Saturday, February 10, 2018

SING, UNBURIED,SING by Jesmyn Ward (fiction)

In my opinion, Jesmyn Ward is one of the most gifted writers in America.  This is the second book of hers to have won the National Book Award for fiction. It was also listed as one of the NY Times ten best books of 2017.  “Sing, Unburied, Sing” is beautifully written, poetic in its cadences and in the voices of the characters who live along the Gulf Coast of Mississippi.  As in her other two books, the people of the coast are crushingly poor and disadvantaged.  The setting is the same town of Bois Sauvage that was in her first book, “Savage the Bones.”

The story is told in three distinct voices, each narrating in the first person.  The most realistic and touchable of the three is 13 year old Jojo whose white father, Michael, is in an upstate penitentiary, known as Parchman Farm.  The inmates are expected to work on the land under very tough conditions.  Jojo’s black mother is an addict who neglects her children, though she isn’t devoid of feeling, but she has lost the touch of how to be a mother.  Jojo and his three year old sister, Kayla, live with their grandparents, Pop and Mam who is dying of cancer.

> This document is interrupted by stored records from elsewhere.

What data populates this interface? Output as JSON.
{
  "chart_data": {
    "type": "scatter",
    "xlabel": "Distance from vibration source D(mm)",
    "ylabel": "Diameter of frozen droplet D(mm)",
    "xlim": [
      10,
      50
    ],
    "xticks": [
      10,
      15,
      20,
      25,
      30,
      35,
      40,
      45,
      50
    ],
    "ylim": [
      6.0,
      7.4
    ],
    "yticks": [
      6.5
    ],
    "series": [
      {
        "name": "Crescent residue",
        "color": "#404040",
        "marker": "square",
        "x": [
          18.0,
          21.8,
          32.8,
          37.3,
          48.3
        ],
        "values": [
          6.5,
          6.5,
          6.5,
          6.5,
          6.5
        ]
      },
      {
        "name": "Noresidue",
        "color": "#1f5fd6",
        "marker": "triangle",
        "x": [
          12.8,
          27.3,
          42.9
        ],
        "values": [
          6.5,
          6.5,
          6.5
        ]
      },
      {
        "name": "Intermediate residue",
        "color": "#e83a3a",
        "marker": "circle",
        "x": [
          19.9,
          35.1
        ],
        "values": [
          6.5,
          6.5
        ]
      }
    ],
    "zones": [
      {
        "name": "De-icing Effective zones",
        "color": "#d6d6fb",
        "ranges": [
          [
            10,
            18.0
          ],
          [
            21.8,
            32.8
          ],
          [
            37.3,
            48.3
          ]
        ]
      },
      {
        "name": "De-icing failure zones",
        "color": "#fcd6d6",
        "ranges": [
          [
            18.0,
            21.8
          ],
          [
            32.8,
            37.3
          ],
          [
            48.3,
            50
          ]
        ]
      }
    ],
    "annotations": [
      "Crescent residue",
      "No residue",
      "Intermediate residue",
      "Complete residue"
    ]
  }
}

Michael is about to be paroled from jail and Leonie, the children’s mother, gets it into her head that she wants to take the children on a road trip up state to the penitentiary to pick up their father.  What a road trip it is.  Along for the ride is Leoni’s friend, Misty who adds to the stress by insisting they take a side trip into the back woods to pick up some drugs.  Throughout the trip, the children are forgotten occupants of the back seat, neglected and unfed.  Jojo does his best to care for Kayla, who responds only to him, and day and night will not leave his side.

Michael’s release adds confusion to the return trip, and with him comes the ghostly presence of a 12 year old boy named Richie who had been sentenced for stealing meat many years before.  Richie has some connection with Pop who became his protector when he was sentenced to the same prison.

The characters are all beautifully drawn and their relationships and hard lives all too real.  The lost souls who inhabit the novel along with the family are drawn from elements of voodoo and a mixture of African folklore and Catholic beliefs.  This requires the reader to step out of reality and understand how the real and supernatural are entwined.  I found this difficult, and I did not enjoy the book as much as I did Ward’s previous novels.  I still recommend the book for a look at the ongoing problems of poverty and race relations in the United States, and especially for Ward’s brilliant writing.